Sie erhebt sich als ein 10-12 Mondscheiben breiter Lichtstreifen von unregelmäßiger Helle und Gestalt zwischen den beiden auffallenden Sternen Sirius und Prokyon über den Horizont, steigt zwischen dem glänzenden Bild des Orion und den Zwillingssternen Kastor und Pollux aufwärts durch das Dreieck des Fuhrmanns empor mitten durch den Perseus und überbrückt im ~W~ der Kassiopeia den Zenit in ihrer größten Annäherung an den Himmelspol. Von der Kassiopeia läuft sie zum hellen Stern Deneb im Schwan, wo sie sich in zwei Arme teilt, von denen der hellere und breitere genau über den Stern Atair im Adler, der schmälere und schwächere dagegen am Sternbild der Leier vorüber den Horizont hinabstrebt, um sich für unsere Breiten hier im Dunst der Atmosphäre zu verlieren. Auf der uns unsichtbaren Südhälfte des Himmels setzt sich die Milchstraße in genau der gleichen Weise fort.

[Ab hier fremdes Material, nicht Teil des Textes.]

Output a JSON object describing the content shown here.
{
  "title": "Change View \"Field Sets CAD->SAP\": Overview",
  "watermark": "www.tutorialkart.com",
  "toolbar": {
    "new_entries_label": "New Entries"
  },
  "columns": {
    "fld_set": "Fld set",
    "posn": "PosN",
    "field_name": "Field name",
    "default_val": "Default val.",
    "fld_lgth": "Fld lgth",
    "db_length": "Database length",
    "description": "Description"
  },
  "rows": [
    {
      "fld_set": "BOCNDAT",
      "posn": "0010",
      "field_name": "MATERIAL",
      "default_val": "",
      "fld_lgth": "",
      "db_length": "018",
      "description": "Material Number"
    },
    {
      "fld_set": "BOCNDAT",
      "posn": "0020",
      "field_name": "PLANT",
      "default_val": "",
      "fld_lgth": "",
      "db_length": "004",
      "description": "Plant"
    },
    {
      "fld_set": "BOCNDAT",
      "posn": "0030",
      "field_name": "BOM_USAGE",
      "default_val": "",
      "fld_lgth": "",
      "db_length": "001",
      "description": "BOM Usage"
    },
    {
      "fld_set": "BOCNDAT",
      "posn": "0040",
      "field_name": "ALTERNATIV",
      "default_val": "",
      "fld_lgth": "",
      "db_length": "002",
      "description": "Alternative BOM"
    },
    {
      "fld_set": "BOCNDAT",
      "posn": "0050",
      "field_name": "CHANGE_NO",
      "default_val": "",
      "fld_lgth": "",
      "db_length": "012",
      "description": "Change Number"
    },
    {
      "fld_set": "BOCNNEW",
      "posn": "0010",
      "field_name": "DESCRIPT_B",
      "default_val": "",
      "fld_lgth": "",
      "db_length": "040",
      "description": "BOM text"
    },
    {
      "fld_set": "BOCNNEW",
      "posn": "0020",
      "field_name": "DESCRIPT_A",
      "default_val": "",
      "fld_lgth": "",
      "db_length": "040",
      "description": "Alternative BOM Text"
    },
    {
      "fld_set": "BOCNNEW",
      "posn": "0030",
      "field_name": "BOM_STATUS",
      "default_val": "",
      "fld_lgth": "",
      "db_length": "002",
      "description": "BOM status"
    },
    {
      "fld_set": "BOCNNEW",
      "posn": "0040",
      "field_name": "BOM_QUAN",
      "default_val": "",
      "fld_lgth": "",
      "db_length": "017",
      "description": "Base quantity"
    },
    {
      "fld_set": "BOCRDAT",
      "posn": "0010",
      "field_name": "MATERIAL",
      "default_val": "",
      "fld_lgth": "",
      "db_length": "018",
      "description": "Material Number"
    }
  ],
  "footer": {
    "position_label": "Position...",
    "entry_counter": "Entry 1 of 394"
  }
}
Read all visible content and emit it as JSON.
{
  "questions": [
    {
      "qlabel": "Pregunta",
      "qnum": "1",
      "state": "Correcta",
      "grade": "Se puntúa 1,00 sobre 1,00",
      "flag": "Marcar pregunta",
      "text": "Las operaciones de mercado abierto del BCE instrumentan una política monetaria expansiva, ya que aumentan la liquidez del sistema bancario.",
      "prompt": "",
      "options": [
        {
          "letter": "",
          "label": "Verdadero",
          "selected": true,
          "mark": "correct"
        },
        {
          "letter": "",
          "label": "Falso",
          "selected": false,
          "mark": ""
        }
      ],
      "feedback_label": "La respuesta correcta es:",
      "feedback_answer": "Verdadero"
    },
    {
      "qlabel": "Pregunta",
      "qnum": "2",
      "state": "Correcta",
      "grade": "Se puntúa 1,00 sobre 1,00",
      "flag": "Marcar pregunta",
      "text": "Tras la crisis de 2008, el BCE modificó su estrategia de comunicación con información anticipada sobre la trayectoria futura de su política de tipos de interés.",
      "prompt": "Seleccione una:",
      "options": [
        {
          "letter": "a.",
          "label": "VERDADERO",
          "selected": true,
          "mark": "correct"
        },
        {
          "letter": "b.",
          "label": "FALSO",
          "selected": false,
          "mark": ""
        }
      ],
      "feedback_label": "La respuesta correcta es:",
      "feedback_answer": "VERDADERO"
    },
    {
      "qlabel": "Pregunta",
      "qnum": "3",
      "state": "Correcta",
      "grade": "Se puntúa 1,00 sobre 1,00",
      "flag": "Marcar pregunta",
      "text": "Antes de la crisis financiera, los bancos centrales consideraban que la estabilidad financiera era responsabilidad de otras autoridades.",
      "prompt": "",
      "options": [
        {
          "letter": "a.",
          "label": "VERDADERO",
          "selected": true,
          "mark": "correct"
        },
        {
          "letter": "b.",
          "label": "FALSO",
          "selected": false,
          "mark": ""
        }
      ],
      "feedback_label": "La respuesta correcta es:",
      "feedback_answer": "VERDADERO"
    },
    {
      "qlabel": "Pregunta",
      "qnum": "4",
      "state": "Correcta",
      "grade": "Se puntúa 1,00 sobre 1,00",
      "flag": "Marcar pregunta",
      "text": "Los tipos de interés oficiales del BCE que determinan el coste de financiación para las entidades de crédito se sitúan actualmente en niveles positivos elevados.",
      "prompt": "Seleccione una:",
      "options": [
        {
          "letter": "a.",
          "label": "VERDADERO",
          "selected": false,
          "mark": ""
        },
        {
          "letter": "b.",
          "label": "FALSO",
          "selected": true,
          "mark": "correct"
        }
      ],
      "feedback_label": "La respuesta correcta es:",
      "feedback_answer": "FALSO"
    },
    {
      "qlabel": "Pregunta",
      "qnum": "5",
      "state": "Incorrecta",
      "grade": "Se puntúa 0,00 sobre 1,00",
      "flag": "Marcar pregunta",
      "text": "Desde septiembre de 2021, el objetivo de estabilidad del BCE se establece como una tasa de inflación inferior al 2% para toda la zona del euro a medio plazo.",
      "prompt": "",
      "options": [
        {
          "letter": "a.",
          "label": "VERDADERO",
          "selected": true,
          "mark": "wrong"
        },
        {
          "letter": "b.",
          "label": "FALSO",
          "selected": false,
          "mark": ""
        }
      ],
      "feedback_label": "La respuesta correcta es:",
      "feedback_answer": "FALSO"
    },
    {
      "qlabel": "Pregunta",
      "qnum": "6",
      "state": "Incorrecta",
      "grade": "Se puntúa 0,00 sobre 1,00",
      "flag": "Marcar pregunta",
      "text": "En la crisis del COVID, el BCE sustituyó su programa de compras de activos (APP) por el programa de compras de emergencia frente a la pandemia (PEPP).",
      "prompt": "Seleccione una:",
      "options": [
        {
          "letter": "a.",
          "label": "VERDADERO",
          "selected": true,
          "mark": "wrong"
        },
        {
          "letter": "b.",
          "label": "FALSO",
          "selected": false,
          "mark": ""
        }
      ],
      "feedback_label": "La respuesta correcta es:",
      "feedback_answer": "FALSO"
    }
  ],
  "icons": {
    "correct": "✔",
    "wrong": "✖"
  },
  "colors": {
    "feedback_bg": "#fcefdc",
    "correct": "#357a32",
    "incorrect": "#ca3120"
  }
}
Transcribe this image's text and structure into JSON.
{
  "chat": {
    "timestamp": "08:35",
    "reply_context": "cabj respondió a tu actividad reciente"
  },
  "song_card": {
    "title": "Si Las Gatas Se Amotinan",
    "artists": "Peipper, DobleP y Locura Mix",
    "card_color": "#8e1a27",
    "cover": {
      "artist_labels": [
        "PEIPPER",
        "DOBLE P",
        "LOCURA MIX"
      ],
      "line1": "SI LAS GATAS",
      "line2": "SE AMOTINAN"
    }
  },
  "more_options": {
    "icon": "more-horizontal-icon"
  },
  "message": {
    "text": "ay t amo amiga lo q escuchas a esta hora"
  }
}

Die beiden Arme laufen getrennt zwischen Schütze und Skorpion und vereinigen sich, nachdem sie ein Drittel des ganzen Kreisumfangs gesondert waren, am hellen Stern Alpha im Centauern. Von hier aus läuft der ungeteilte Ring durch das schönste aller Sternbilder, das Kreuz, dem Südpol zu und steigt dann durch das ausgedehnte Bild des Schiffes hinüber in die Gegend des Orion, wo sich der Milchstraßengürtel wieder unserem nördlichen Firmament nähert.

Erhöbe man sich so hoch über die Erde, daß kein irdischer Horizont mehr den Blick begrenzte, so würde man demnach die Milchstraße als einen ununterbrochenen Ring um das ganze Himmelsgewölbe ziehen sehen wie einen silbernen Reifen um eine gläserne Kugel.

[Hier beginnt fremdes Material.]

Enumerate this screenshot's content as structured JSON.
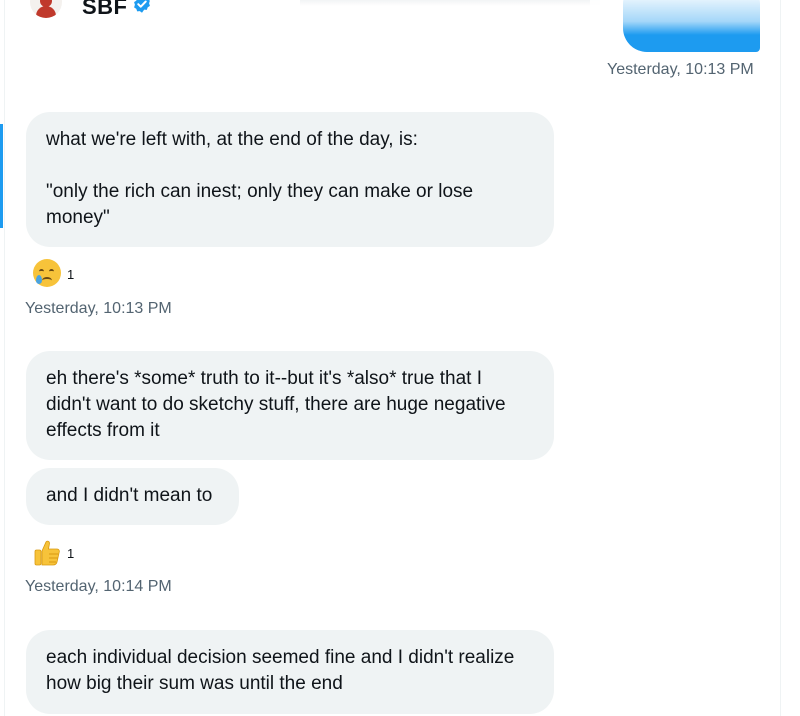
{
  "header": {
    "username": "SBF"
  },
  "timestamps": {
    "outgoing": "Yesterday, 10:13 PM",
    "first_group": "Yesterday, 10:13 PM",
    "second_group": "Yesterday, 10:14 PM"
  },
  "messages": [
    {
      "lines": [
        "what we're left with, at the end of the day, is:"
      ],
      "lines_after_gap": [
        "\"only the rich can inest; only they can make or lose",
        "money\""
      ]
    },
    {
      "lines": [
        "eh there's *some* truth to it--but it's *also* true that I",
        "didn't want to do sketchy stuff, there are huge negative",
        "effects from it"
      ]
    },
    {
      "lines": [
        "and I didn't mean to"
      ]
    },
    {
      "lines": [
        "each individual decision seemed fine and I didn't realize",
        "how big their sum was until the end"
      ]
    }
  ],
  "reactions": [
    {
      "icon": "crying-face-icon",
      "count": "1"
    },
    {
      "icon": "thumbs-up-icon",
      "count": "1"
    }
  ],
  "colors": {
    "accent": "#1d9bf0",
    "bubble": "#eff3f4",
    "meta_text": "#536471"
  }
}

Die Milchstraße ist keineswegs ein regelmäßige Gebilde. In einem Drittel ihres Laufes vom Schwan bis zum Centauern ist sie in zwei Arme geteilt wie ein Fluß, der eine Insel umfließt. Ihre Breite wechselt, erreicht ihr größtes Maß im Bild des Skorpions, ihre geringste Ausdehnung nahe dem Südpol im Kreuz. Seitenarme zweigen von ihr ab, verlieren sich allmählich im Dunkel des Himmels oder brechen scharf und hart ab, als seien sie abgeschnitten. Ihre Lichthelle ist wechselnd. An manchen Stellen erscheint sie wolkenartig zusammengeballt und auffallend lichtstark, dicht daneben schwach, schattenhaft, zerrissen und zerklüftet, ja völlig von finsteren Räumen und Gängen durchbrochen, von denen man die zwei größten südlich im Kreuz und nördlich im Schwan als die beiden "Kohlensäcke" der Milchstraße bezeichnet hat.

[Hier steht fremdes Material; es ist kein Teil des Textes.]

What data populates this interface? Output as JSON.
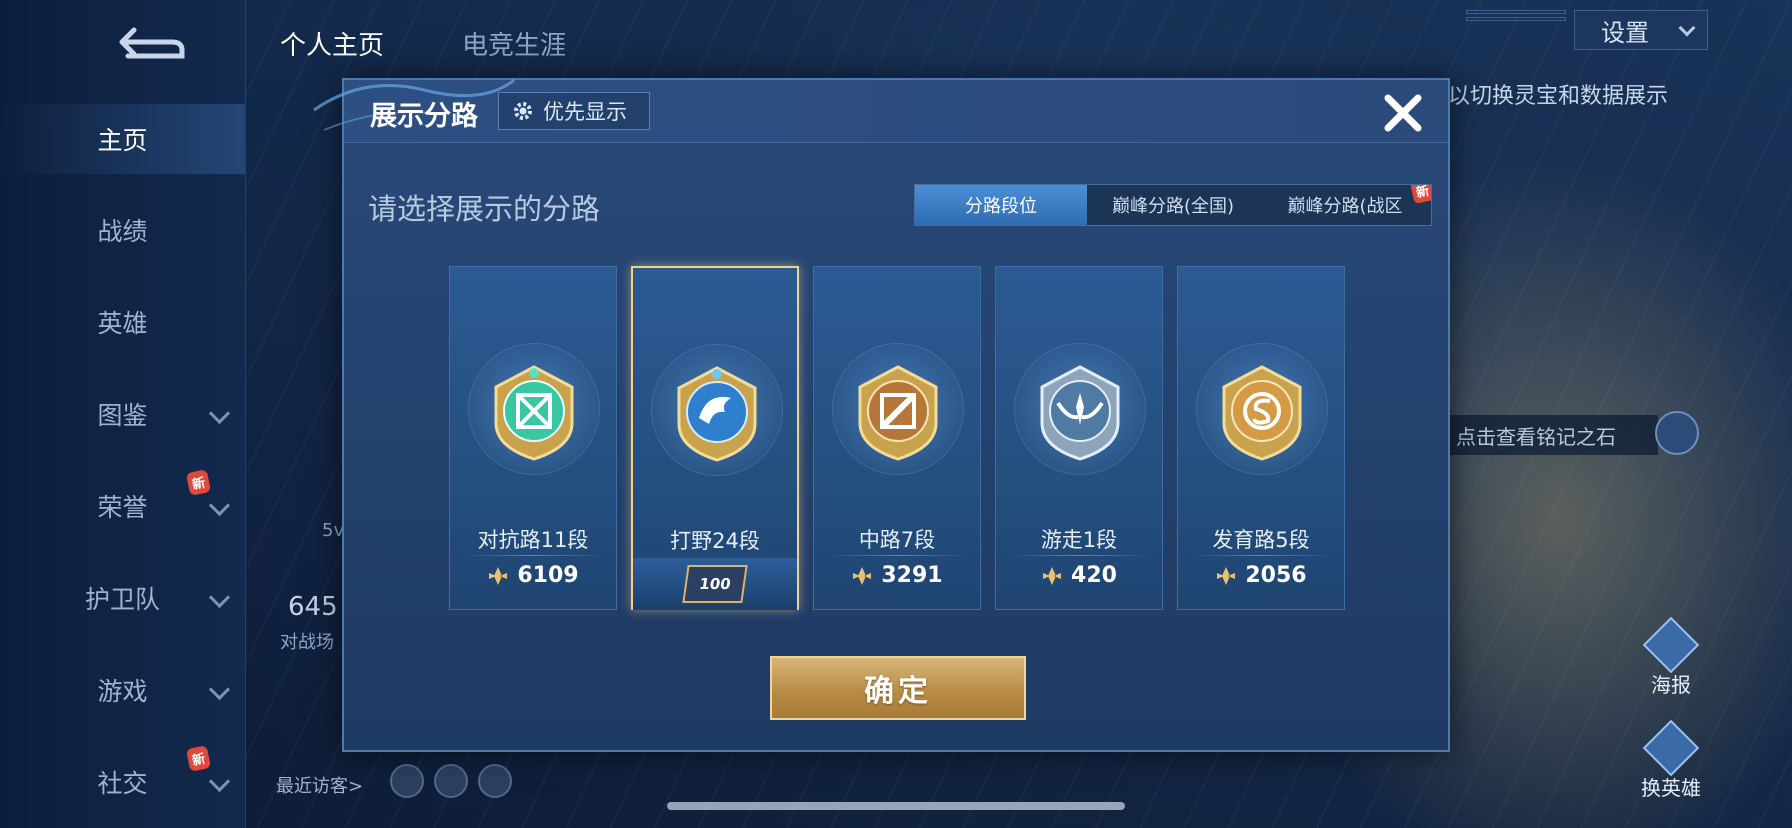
{
  "nav": {
    "items": [
      {
        "label": "主页"
      },
      {
        "label": "战绩"
      },
      {
        "label": "英雄"
      },
      {
        "label": "图鉴"
      },
      {
        "label": "荣誉",
        "badge": "新"
      },
      {
        "label": "护卫队"
      },
      {
        "label": "游戏"
      },
      {
        "label": "社交",
        "badge": "新"
      }
    ]
  },
  "top_tabs": [
    "个人主页",
    "电竞生涯"
  ],
  "settings": {
    "label": "设置"
  },
  "right_hint": "以切换灵宝和数据展示",
  "inscription_hint": "点击查看铭记之石",
  "side_buttons": [
    "海报",
    "换英雄"
  ],
  "visitors_label": "最近访客>",
  "left_obscured": {
    "num": "645",
    "sub": "对战场",
    "small": "5v"
  },
  "dialog": {
    "title": "展示分路",
    "priority_label": "优先显示",
    "subtitle": "请选择展示的分路",
    "segments": [
      {
        "label": "分路段位",
        "active": true
      },
      {
        "label": "巅峰分路(全国)",
        "active": false
      },
      {
        "label": "巅峰分路(战区",
        "active": false,
        "badge": "新"
      }
    ],
    "cards": [
      {
        "name": "对抗路11段",
        "score": "6109",
        "selected": false,
        "emblem": "topline-emblem",
        "color": "#37c7a1"
      },
      {
        "name": "打野24段",
        "score": "",
        "stars": "100",
        "selected": true,
        "emblem": "jungle-dragon-emblem",
        "color": "#4aa7e6"
      },
      {
        "name": "中路7段",
        "score": "3291",
        "selected": false,
        "emblem": "midlane-emblem",
        "color": "#e0a35a"
      },
      {
        "name": "游走1段",
        "score": "420",
        "selected": false,
        "emblem": "roam-emblem",
        "color": "#a9c0d8"
      },
      {
        "name": "发育路5段",
        "score": "2056",
        "selected": false,
        "emblem": "adc-emblem",
        "color": "#e8b65e"
      }
    ],
    "confirm_label": "确定"
  }
}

Uns, die wir in hellerleuchteten Städten leben und, wenn wir reisen, im Expreßzug sicher unsere Schienenstraße zwischen Telegraphendrähten entlangsausen, kommt das Sternenband der Milchstraße nur selten zu Gesicht. Wir müssen es suchen, um es zu finden. Uns Kindern der Kultur ist zwischen Bogenlampe und Laternenpfahl der Glanz der Sterne entschwunden, und der Silbergürtel der Milchstraße gehört nicht zu den Schönheiten unserer täglichen Betrachtung. Wozu brauchen wir zu den Sternen aufzuschauen? Wann müßten wir durch einen Blick zum Himmel einen Weg erkunden, eine Stunde berechnen, eine Jahreszeit bestimmen? Der Sekundenschlag der Uhren zählt uns unsere Minuten, Turmglocken und Fabriksignale künden uns den Mittag, der Kalender führt uns durch Wochen und Monde, Telegraphenstangen und Eisenbahngleise weisen uns den Weg über wohlgepflegte Straßen und Dämme, Seekarte und Kompaß leiten unsere Dampfer über die Weiten vielbefahrener Meere. Was sind uns die Sterne? Sind sie uns mehr als ein Abendschmuck der Natur? Ist es uns nicht ein Erlebnis, wenn wir einmal auf Gebirg oder Meer den Sternenhimmel in ungetrübter Schönheit sehen? Wer von uns kennt den Lauf des nächtlichen Nebelbandes der Milchstraße?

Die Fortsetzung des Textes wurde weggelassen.